We are looking for a Data Analyst to join our team. The successful candidate will be someone who deeply cares about the environment, loves information technology, and appreciates the importance of data for the success of the First Street mission. They will assist in the ingestion of climate risk and ancillary data from First Street modelers and data partners, develop data pipelines, query geospatial databases, calculate applicable statistics, implement Quality Assurance and Quality Control processes, utilize geographical imagery, and ensure that the Data Team’s databases and pipelines are coordinated and synchronized with the Software Engineering Team’s databases, APIs, and web services. This individual will be responsible for developing data operations across the Data Team, and through their expertise and leadership generally enabling all members of the Data Team to be successful in their roles.

What you’ll do:

  • Provide technical support in the processing, analysis, and interpretation of geospatial observations and modeling data.
  • Process large volumes of flood and wildfire risk prediction data to improve risk assessment quality and accuracy.
  • Plan, execute and direct UNIX-based workflows on local and cloud-based clusters, using GDAL, PostgreSQL, Python, and QGIS.
  • Analyze raster and vector data at scale to improve model accuracy, identify quality control issues, and develop suggested remedies for identified issues.
  • Perform statistical analysis to validate hazard model predictions and assess model uncertainties.
  • Design and implement quality assurance checks on the climate risk data and derived statistics
  • Assist in resolution of customer support issues through quality control checks and explanation of the models and risk statistics

What you’ll need:

  • Bachelor's Degree in Data or Climate Science, or a related Field
  • 1+ year of professional experience
  • Data operations: Experience with the design, maintenance, and use of geospatial databases, such as PostgreSQL
  • GIS knowledge: Experience with working with spatial data and GIS software such as QGIS
  • Programming: Proficiency with SQL queries to efficiently and reproducibly analyze complex datasets preferred.

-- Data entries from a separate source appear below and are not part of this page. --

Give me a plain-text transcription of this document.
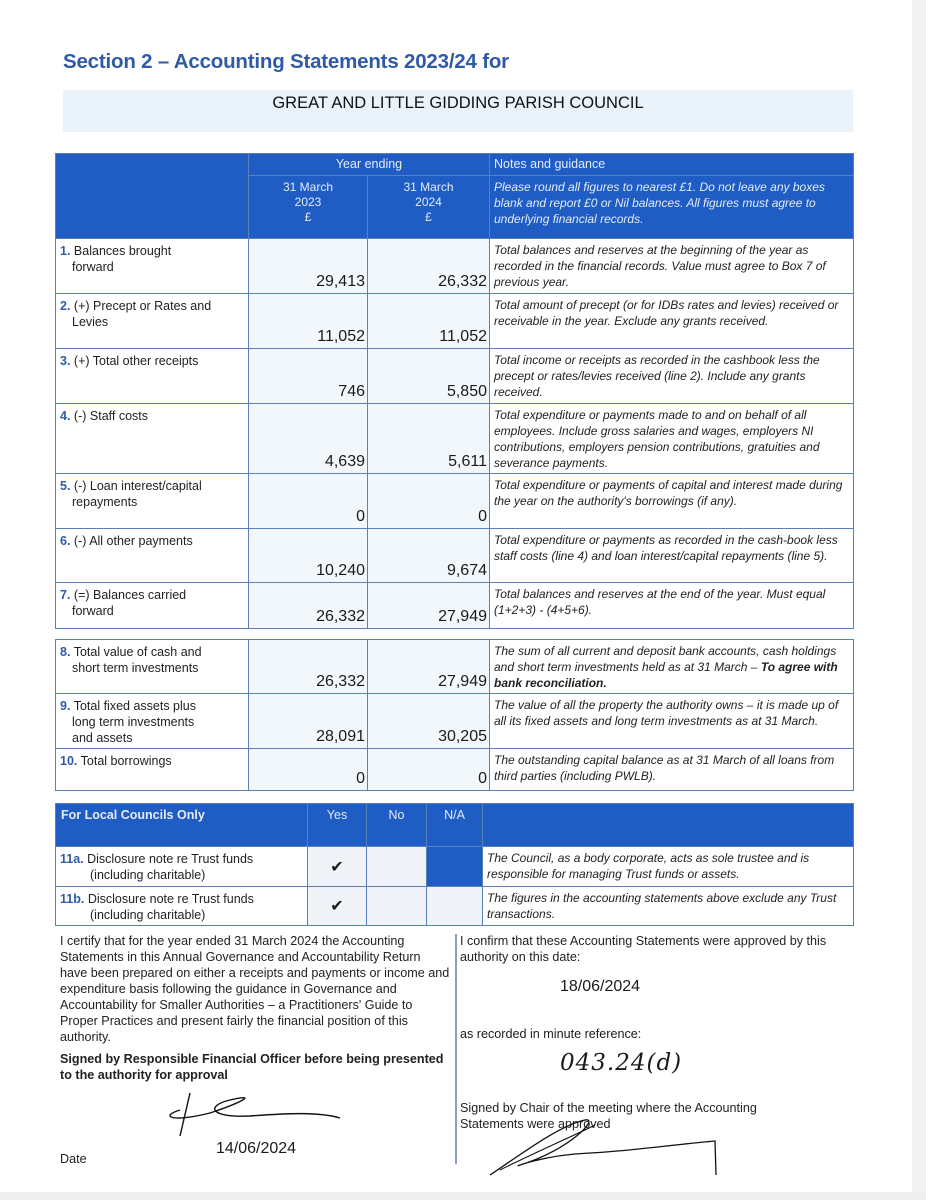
Section 2 – Accounting Statements 2023/24 for
GREAT AND LITTLE GIDDING PARISH COUNCIL
	Year ending		Notes and guidance

31 March
2023
£

31 March
2024
£
	Please round all figures to nearest £1. Do not leave any boxes blank and report £0 or Nil balances. All figures must agree to underlying financial records.
1. Balances brought
forward	29,413	26,332	Total balances and reserves at the beginning of the year as recorded in the financial records. Value must agree to Box 7 of previous year.
2. (+) Precept or Rates and
Levies	11,052	11,052	Total amount of precept (or for IDBs rates and levies) received or receivable in the year. Exclude any grants received.
3. (+) Total other receipts	746	5,850	Total income or receipts as recorded in the cashbook less the precept or rates/levies received (line 2). Include any grants received.
4. (-) Staff costs	4,639	5,611	Total expenditure or payments made to and on behalf of all employees. Include gross salaries and wages, employers NI contributions, employers pension contributions, gratuities and severance payments.
5. (-) Loan interest/capital
repayments	0	0	Total expenditure or payments of capital and interest made during the year on the authority's borrowings (if any).
6. (-) All other payments	10,240	9,674	Total expenditure or payments as recorded in the cash-book less staff costs (line 4) and loan interest/capital repayments (line 5).
7. (=) Balances carried
forward	26,332	27,949	Total balances and reserves at the end of the year. Must equal (1+2+3) - (4+5+6).
8. Total value of cash and
short term investments	26,332	27,949	The sum of all current and deposit bank accounts, cash holdings and short term investments held as at 31 March – To agree with bank reconciliation.
9. Total fixed assets plus
long term investments
and assets	28,091	30,205	The value of all the property the authority owns – it is made up of all its fixed assets and long term investments as at 31 March.
10. Total borrowings	0	0	The outstanding capital balance as at 31 March of all loans from third parties (including PWLB).
For Local Councils Only	Yes	No	N/A	
11a. Disclosure note re Trust funds
(including charitable)	✔			The Council, as a body corporate, acts as sole trustee and is responsible for managing Trust funds or assets.
11b. Disclosure note re Trust funds
(including charitable)	✔			The figures in the accounting statements above exclude any Trust transactions.

I certify that for the year ended 31 March 2024 the Accounting Statements in this Annual Governance and Accountability Return have been prepared on either a receipts and payments or income and expenditure basis following the guidance in Governance and Accountability for Smaller Authorities – a Practitioners' Guide to Proper Practices and present fairly the financial position of this authority.

Signed by Responsible Financial Officer before being presented to the authority for approval

Date
14/06/2024
I confirm that these Accounting Statements were approved by this authority on this date:
18/06/2024
as recorded in minute reference:
043.24(d)
Signed by Chair of the meeting where the Accounting Statements were approved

Additional languages like Python or R also required
  • Strong understanding of probability and statistics as applied to spatial data
  • Expertise using scripted languages to build data pipelines on both local and cloud-based systems
  • Experience with big data analysis, parallel processing, and batch/spot workflows on cloud platforms including AWS, GCP, and/or Azure
  • Proficiency with source control platforms such as Git
  • A science-based approach with a high degree of concern for reliability, accuracy and reproducibility
  • Experience in GIS and/or geospatial statistical analysis

What will make you stand out:

  • Previous experience in the physical sciences
  • Masters Degree Preferred

How we work:

  • Passion: We are driven by our shared goal to fight climate change
  • Impact: We only focus on things that move the needle
  • Urgency: We move quickly because the world depends on it
  • Positivity: We are optimistic and enthusiastic in all that we do

What we offer:

  • Competitive salary commensurate with experience
  • Ownership interest in the company via Employee Stock Option Plan
  • Hybrid Schedule with in-office work days on Monday, Wednesday and Thursday
  • 15 vacation days along with 13 company holidays and 10 sick days
  • Health benefits covered at 100% for employee or a significant contribution for family plans
  • Vision and dental benefits with partial employee contribution
  • 12 weeks of paid parental leave
  • Access to One Medical, Teledoc, HealthAdvocate, Kindbody, and Talkspace
  • Company 401k program
  • Commuter benefits
  • Life Insurance
  • Tech startup environment
  • Weekly team meals and an office stocked with coffee and snacks
  • Working on the world’s biggest issue with other passionate professionals

We are an equal opportunity employer and value diversity at our company. We do not discriminate on the basis of race, religion, color, national origin, gender, sexual orientation, age, marital status, veteran status, or disability status.